Dog-violet (Common) Viola riviniana
|Status||Green - Least concern|
|Best Time to See||April, May, June|
|Habitat||Woodland, Grassland, Upland|
'Welcome Maids of Honour, You doe bring In the Spring; And wait upon her' - Robert Herrick, "To Violets"
County flower of Lincolnshire.
The most common wild violet in the UK, it has distinctive bluish-purple petals, leafy stems and heart-shaped leaves in a basal rossette. The flowers have a pale spur.

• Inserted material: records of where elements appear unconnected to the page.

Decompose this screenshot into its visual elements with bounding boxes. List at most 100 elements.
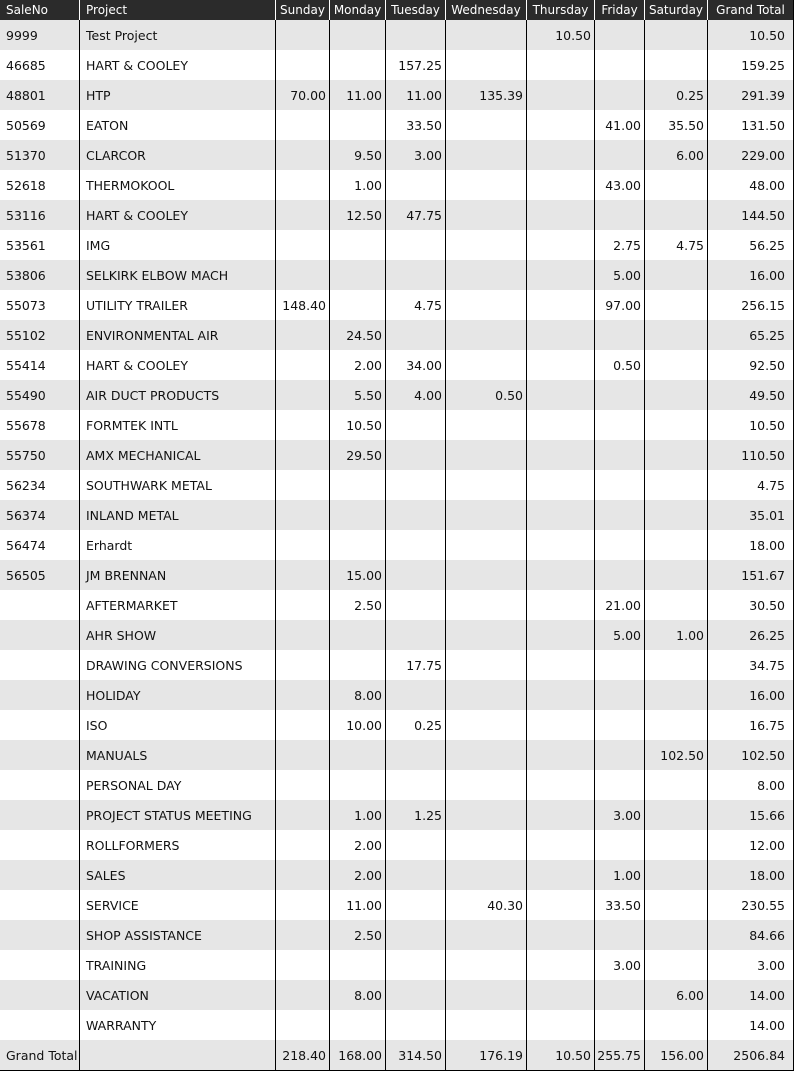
- cell-monday[interactable]: 8.00: [330, 680, 386, 710]
- cell-friday[interactable]: [595, 1010, 645, 1040]
- cell-wednesday[interactable]: [446, 20, 527, 50]
- cell-project[interactable]: PERSONAL DAY: [80, 770, 276, 800]
- cell-grand-total[interactable]: 102.50: [741, 747, 785, 763]
- cell-monday[interactable]: 1.00: [330, 170, 386, 200]
- cell-wednesday[interactable]: 0.50: [446, 380, 527, 410]
- cell-monday[interactable]: [330, 620, 386, 650]
- cell-friday[interactable]: 33.50: [595, 890, 645, 920]
- cell-monday[interactable]: 15.00: [330, 560, 386, 590]
- cell-saleno[interactable]: [0, 950, 80, 980]
- cell-saturday[interactable]: [645, 380, 708, 410]
- header-saturday[interactable]: Saturday: [645, 0, 708, 20]
- total-sunday[interactable]: 218.40: [276, 1040, 330, 1070]
- cell-sunday[interactable]: 148.40: [276, 290, 330, 320]
- header-tuesday[interactable]: Tuesday: [386, 0, 446, 20]
- cell-tuesday[interactable]: 4.75: [386, 290, 446, 320]
- cell-tuesday[interactable]: [386, 260, 446, 290]
- header-saleno[interactable]: SaleNo: [0, 0, 80, 20]
- cell-monday[interactable]: 10.50: [330, 410, 386, 440]
- total-label[interactable]: Grand Total: [0, 1040, 80, 1070]
- cell-grand-total[interactable]: 49.50: [749, 387, 785, 403]
- cell-sunday[interactable]: [276, 980, 330, 1010]
- cell-grand-total[interactable]: 30.50: [749, 597, 785, 613]
- cell-project[interactable]: SALES: [80, 860, 276, 890]
- cell-sunday[interactable]: [276, 830, 330, 860]
- cell-friday[interactable]: [595, 410, 645, 440]
- cell-tuesday[interactable]: 157.25: [386, 50, 446, 80]
- cell-monday[interactable]: [330, 1010, 386, 1040]
- cell-friday[interactable]: 2.75: [595, 230, 645, 260]
- cell-thursday[interactable]: [527, 140, 595, 170]
- cell-tuesday[interactable]: [386, 770, 446, 800]
- cell-sunday[interactable]: [276, 890, 330, 920]
- cell-monday[interactable]: 8.00: [330, 980, 386, 1010]
- cell-wednesday[interactable]: [446, 920, 527, 950]
- cell-monday[interactable]: [330, 290, 386, 320]
- cell-wednesday[interactable]: [446, 620, 527, 650]
- cell-saleno[interactable]: 55414: [0, 350, 80, 380]
- cell-thursday[interactable]: [527, 530, 595, 560]
- cell-thursday[interactable]: [527, 920, 595, 950]
- cell-saturday[interactable]: [645, 650, 708, 680]
- cell-tuesday[interactable]: [386, 20, 446, 50]
- cell-project[interactable]: HTP: [80, 80, 276, 110]
- cell-grand-total[interactable]: 34.75: [749, 657, 785, 673]
- cell-monday[interactable]: 2.50: [330, 920, 386, 950]
- cell-tuesday[interactable]: 11.00: [386, 80, 446, 110]
- cell-friday[interactable]: [595, 380, 645, 410]
- cell-monday[interactable]: [330, 110, 386, 140]
- cell-friday[interactable]: 43.00: [595, 170, 645, 200]
- cell-saturday[interactable]: [645, 440, 708, 470]
- cell-saturday[interactable]: 6.00: [645, 140, 708, 170]
- cell-friday[interactable]: [595, 200, 645, 230]
- cell-sunday[interactable]: [276, 320, 330, 350]
- cell-tuesday[interactable]: 3.00: [386, 140, 446, 170]
- cell-grand-total[interactable]: 14.00: [749, 987, 785, 1003]
- cell-thursday[interactable]: [527, 860, 595, 890]
- cell-sunday[interactable]: [276, 650, 330, 680]
- cell-project[interactable]: AFTERMARKET: [80, 590, 276, 620]
- total-wednesday[interactable]: 176.19: [446, 1040, 527, 1070]
- cell-grand-total[interactable]: 18.00: [749, 867, 785, 883]
- cell-thursday[interactable]: [527, 740, 595, 770]
- cell-friday[interactable]: [595, 500, 645, 530]
- cell-sunday[interactable]: [276, 50, 330, 80]
- cell-grand-total[interactable]: 15.66: [749, 807, 785, 823]
- total-saturday[interactable]: 156.00: [645, 1040, 708, 1070]
- cell-monday[interactable]: [330, 650, 386, 680]
- cell-thursday[interactable]: [527, 170, 595, 200]
- cell-wednesday[interactable]: [446, 350, 527, 380]
- cell-wednesday[interactable]: 40.30: [446, 890, 527, 920]
- cell-saturday[interactable]: [645, 50, 708, 80]
- cell-monday[interactable]: [330, 260, 386, 290]
- cell-friday[interactable]: 21.00: [595, 590, 645, 620]
- cell-tuesday[interactable]: [386, 470, 446, 500]
- cell-tuesday[interactable]: [386, 320, 446, 350]
- cell-grand-total[interactable]: 65.25: [749, 327, 785, 343]
- cell-saleno[interactable]: 51370: [0, 140, 80, 170]
- cell-tuesday[interactable]: 4.00: [386, 380, 446, 410]
- cell-friday[interactable]: 5.00: [595, 620, 645, 650]
- cell-monday[interactable]: [330, 20, 386, 50]
- cell-project[interactable]: JM BRENNAN: [80, 560, 276, 590]
- cell-monday[interactable]: [330, 950, 386, 980]
- cell-saturday[interactable]: 35.50: [645, 110, 708, 140]
- cell-saleno[interactable]: [0, 800, 80, 830]
- cell-project[interactable]: AIR DUCT PRODUCTS: [80, 380, 276, 410]
- cell-thursday[interactable]: [527, 890, 595, 920]
- cell-tuesday[interactable]: [386, 830, 446, 860]
- cell-project[interactable]: ROLLFORMERS: [80, 830, 276, 860]
- cell-tuesday[interactable]: [386, 170, 446, 200]
- cell-thursday[interactable]: [527, 830, 595, 860]
- cell-sunday[interactable]: [276, 350, 330, 380]
- cell-wednesday[interactable]: [446, 410, 527, 440]
- cell-grand-total[interactable]: 26.25: [749, 627, 785, 643]
- cell-sunday[interactable]: [276, 110, 330, 140]
- cell-wednesday[interactable]: [446, 110, 527, 140]
- cell-friday[interactable]: [595, 50, 645, 80]
- cell-grand-total[interactable]: 35.01: [749, 507, 785, 523]
- cell-saleno[interactable]: [0, 740, 80, 770]
- cell-grand-total[interactable]: 84.66: [749, 927, 785, 943]
- cell-tuesday[interactable]: [386, 440, 446, 470]
- cell-wednesday[interactable]: [446, 200, 527, 230]
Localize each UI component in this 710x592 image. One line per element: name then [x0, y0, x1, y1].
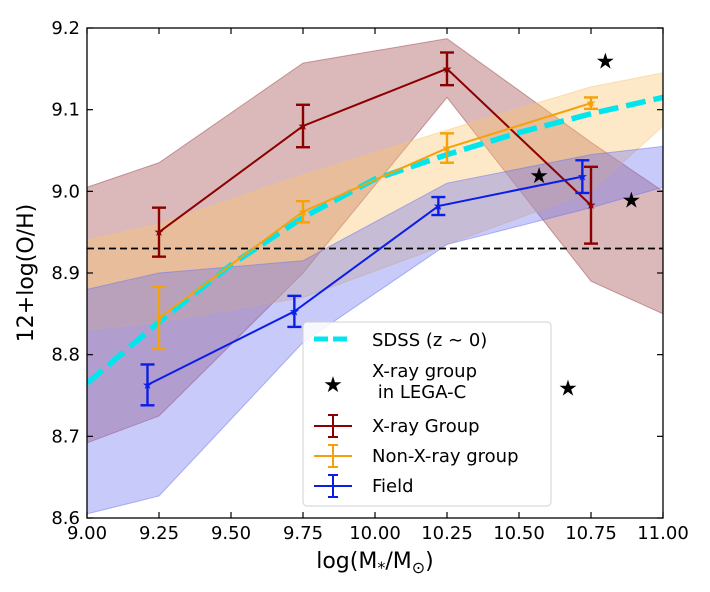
- marker-0-1: ★: [298, 119, 309, 133]
- x-tick-label-7: 10.75: [565, 523, 617, 544]
- legend-xray-label: X-ray Group: [372, 416, 480, 437]
- legend-star-label-line1: X-ray group: [372, 361, 477, 382]
- lega-c-star-2: ★: [621, 189, 641, 214]
- legend-nonxray-label: Non-X-ray group: [372, 446, 519, 467]
- x-tick-label-4: 10.00: [349, 523, 401, 544]
- series-line-1: [158, 102, 592, 319]
- y-tick-label-5: 9.1: [51, 100, 80, 121]
- x-tick-label-3: 9.75: [283, 523, 323, 544]
- legend-xray-swatch: [314, 414, 352, 438]
- legend-nonxray-swatch: [314, 444, 352, 468]
- legend-sdss-label: SDSS (z ∼ 0): [372, 330, 487, 351]
- x-tick-label-6: 10.50: [493, 523, 545, 544]
- y-tick-label-6: 9.2: [51, 18, 80, 39]
- y-axis-title: 12+log(O/H): [14, 204, 39, 342]
- x-tick-label-0: 9.00: [67, 523, 107, 544]
- marker-2-0: ★: [142, 378, 153, 392]
- marker-0-2: ★: [442, 62, 453, 76]
- marker-0-0: ★: [154, 225, 165, 239]
- marker-1-0: ★: [154, 311, 165, 325]
- legend-box: [302, 321, 552, 507]
- series-group: ★ ★ ★ ★ ★ ★ ★ ★ ★ ★ ★ ★: [140, 51, 598, 407]
- marker-2-1: ★: [289, 304, 300, 318]
- band-0: [87, 38, 663, 444]
- lega-c-star-1: ★: [529, 164, 549, 189]
- marker-2-3: ★: [577, 170, 588, 184]
- lega-c-stars: ★ ★ ★ ★: [529, 50, 641, 402]
- marker-1-3: ★: [586, 96, 597, 110]
- legend-star-swatch: ★: [323, 373, 343, 398]
- x-tick-label-2: 9.50: [211, 523, 251, 544]
- y-tick-label-4: 9.0: [51, 181, 80, 202]
- series-line-0: [158, 67, 592, 233]
- y-tick-label-2: 8.8: [51, 345, 80, 366]
- legend-star-label-line2: in LEGA-C: [372, 382, 466, 403]
- legend-field-swatch: [314, 474, 352, 498]
- marker-1-1: ★: [298, 205, 309, 219]
- lega-c-star-0: ★: [596, 50, 616, 75]
- x-axis-ticks: 9.00 9.25 9.50 9.75 10.00 10.25 10.50 10.75 11.0…: [67, 28, 689, 544]
- band-2: [87, 145, 663, 515]
- marker-0-3: ★: [586, 198, 597, 212]
- y-tick-label-0: 8.6: [51, 508, 80, 529]
- marker-2-2: ★: [433, 199, 444, 213]
- series-line-2: [147, 175, 583, 386]
- y-tick-label-1: 8.7: [51, 426, 80, 447]
- y-axis-ticks: 8.6 8.7 8.8 8.9 9.0 9.1 9.2: [51, 18, 663, 529]
- y-tick-label-3: 8.9: [51, 263, 80, 284]
- legend: SDSS (z ∼ 0) ★ X-ray group in LEGA-C X-r…: [302, 321, 552, 507]
- legend-field-label: Field: [372, 476, 414, 497]
- x-tick-label-8: 11.00: [637, 523, 689, 544]
- lega-c-star-3: ★: [558, 376, 578, 401]
- x-tick-label-1: 9.25: [139, 523, 179, 544]
- marker-1-2: ★: [442, 141, 453, 155]
- x-tick-label-5: 10.25: [421, 523, 473, 544]
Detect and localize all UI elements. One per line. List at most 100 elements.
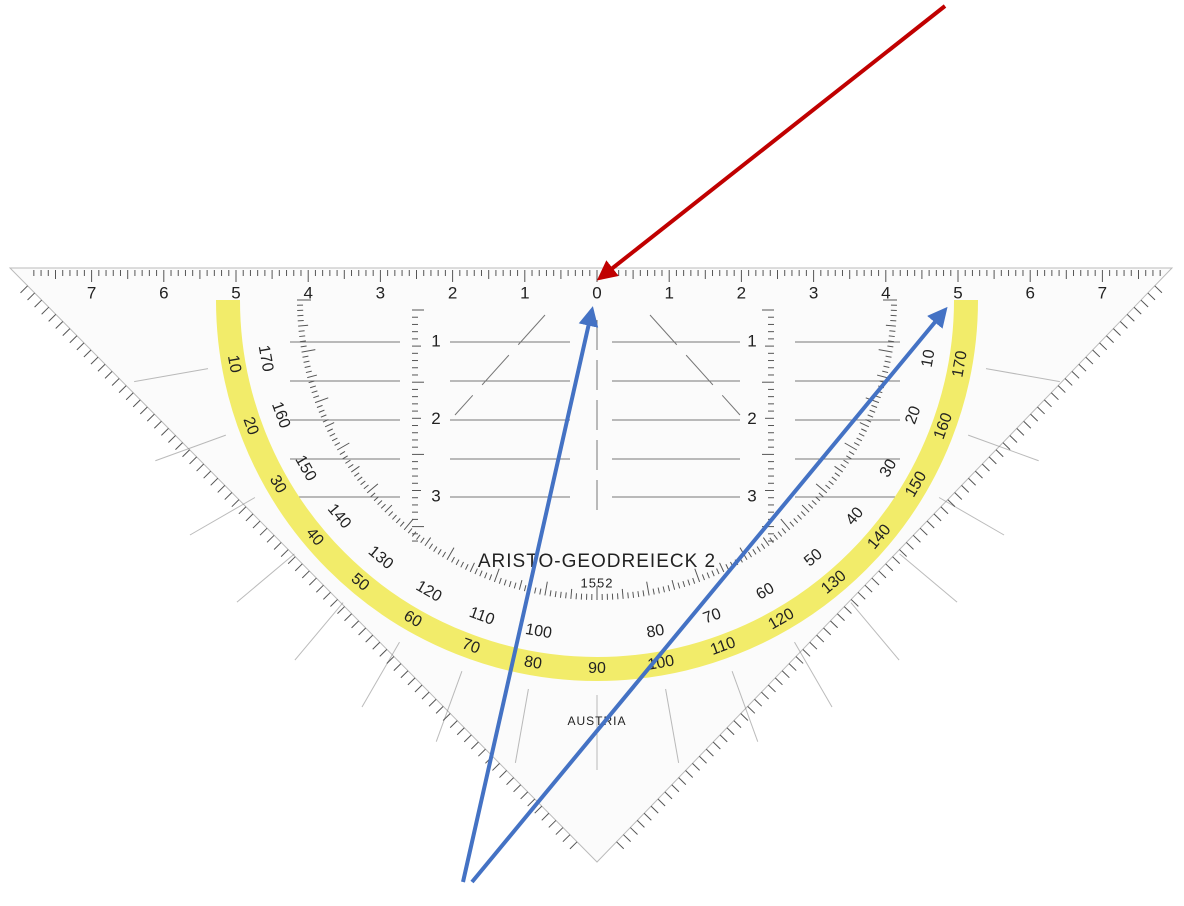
edge-tick [175, 443, 182, 450]
edge-tick [768, 685, 775, 692]
edge-tick [672, 785, 679, 792]
edge-tick [1148, 293, 1155, 300]
edge-tick [464, 735, 471, 742]
edge-tick [63, 329, 70, 336]
edge-tick [499, 771, 506, 778]
edge-tick [727, 728, 734, 735]
edge-tick [1106, 336, 1113, 343]
edge-tick [1086, 357, 1093, 364]
edge-tick [295, 564, 302, 571]
edge-tick [154, 421, 161, 428]
edge-tick [927, 521, 934, 528]
edge-tick [1127, 314, 1134, 321]
edge-tick [962, 485, 969, 492]
edge-tick [556, 828, 563, 835]
depth-label: 2 [747, 409, 756, 428]
ruler-label: 7 [1098, 283, 1107, 302]
ruler-label: 5 [953, 283, 962, 302]
edge-tick [359, 628, 366, 635]
edge-tick [429, 699, 436, 706]
edge-tick [457, 728, 464, 735]
edge-tick [1093, 350, 1100, 357]
edge-tick [830, 621, 837, 628]
edge-tick [549, 820, 556, 827]
degree-ray [295, 603, 343, 660]
edge-tick [330, 599, 337, 606]
edge-tick [755, 699, 762, 706]
degree-tick [889, 331, 895, 332]
edge-tick [920, 528, 927, 535]
depth-label: 1 [747, 331, 756, 350]
edge-tick [713, 742, 720, 749]
edge-tick [975, 471, 982, 478]
edge-tick [644, 813, 651, 820]
edge-tick [168, 436, 175, 443]
edge-tick [934, 514, 941, 521]
edge-tick [658, 799, 665, 806]
ruler-label: 6 [1025, 283, 1034, 302]
edge-tick [893, 557, 900, 564]
edge-tick [161, 428, 168, 435]
edge-tick [1010, 436, 1017, 443]
edge-tick [1065, 378, 1072, 385]
edge-tick [679, 778, 686, 785]
edge-tick [105, 371, 112, 378]
edge-tick [35, 300, 42, 307]
edge-tick [246, 514, 253, 521]
edge-tick [775, 678, 782, 685]
edge-tick [77, 343, 84, 350]
edge-tick [274, 542, 281, 549]
edge-tick [366, 635, 373, 642]
edge-tick [706, 749, 713, 756]
edge-tick [982, 464, 989, 471]
ruler-label: 1 [520, 283, 529, 302]
depth-label: 1 [431, 331, 440, 350]
edge-tick [119, 386, 126, 393]
ruler-label: 0 [592, 283, 601, 302]
edge-tick [844, 607, 851, 614]
edge-tick [1058, 386, 1065, 393]
edge-tick [443, 714, 450, 721]
edge-tick [851, 599, 858, 606]
edge-tick [789, 664, 796, 671]
edge-tick [782, 671, 789, 678]
edge-tick [899, 550, 906, 557]
edge-tick [492, 763, 499, 770]
edge-tick [941, 507, 948, 514]
page-body: {"ruler": {"top_labels": ["7", "6", "5",… [0, 0, 1184, 906]
edge-tick [837, 614, 844, 621]
edge-tick [267, 535, 274, 542]
edge-tick [741, 714, 748, 721]
edge-tick [373, 642, 380, 649]
brand: ARISTO-GEODREIECK 2 [478, 551, 716, 572]
edge-tick [190, 457, 197, 464]
degree-label: 90 [588, 660, 606, 677]
edge-tick [989, 457, 996, 464]
ruler-label: 4 [881, 283, 890, 302]
degree-ray [362, 642, 400, 707]
edge-tick [803, 649, 810, 656]
edge-tick [436, 706, 443, 713]
edge-tick [70, 336, 77, 343]
edge-tick [563, 835, 570, 842]
edge-tick [720, 735, 727, 742]
degree-tick [566, 592, 567, 598]
edge-tick [630, 828, 637, 835]
edge-tick [1120, 321, 1127, 328]
edge-tick [1141, 300, 1148, 307]
edge-tick [1031, 414, 1038, 421]
edge-tick [133, 400, 140, 407]
edge-tick [570, 842, 577, 849]
edge-tick [450, 721, 457, 728]
edge-tick [1134, 307, 1141, 314]
edge-tick [323, 592, 330, 599]
edge-tick [232, 500, 239, 507]
edge-tick [352, 621, 359, 628]
depth-label: 3 [747, 486, 756, 505]
edge-tick [112, 378, 119, 385]
edge-tick [1072, 371, 1079, 378]
edge-tick [56, 321, 63, 328]
degree-ray [190, 498, 255, 536]
depth-label: 3 [431, 486, 440, 505]
edge-tick [514, 785, 521, 792]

In Irish they are salchuach, 'cuckoo's heel', from this spur of the flower.
It is easily confused with Early Dog-violet (Viola reichenbachiana) which can be distinguished by being more petite and by its petals being lighter than the spur which is straight, pointed and not notched.
Common throughout the UK.
Woods and hedgebanks, but also pastures and mountain rocks.
Best time to see
Flowers from April to June
Did you know?
‘Dog' means it lacks scent, as opposed to ‘sweet' violet. Dog, like Horse, is a common English prefix for distinguishing an inferior species from its superior relative.
Local names include Blue mice, Cuckoo's shoe and Shoes and stockings. Other interesting monickers include Hypocrites, Pig violet, Horse violet, Summer violet and Snake violet.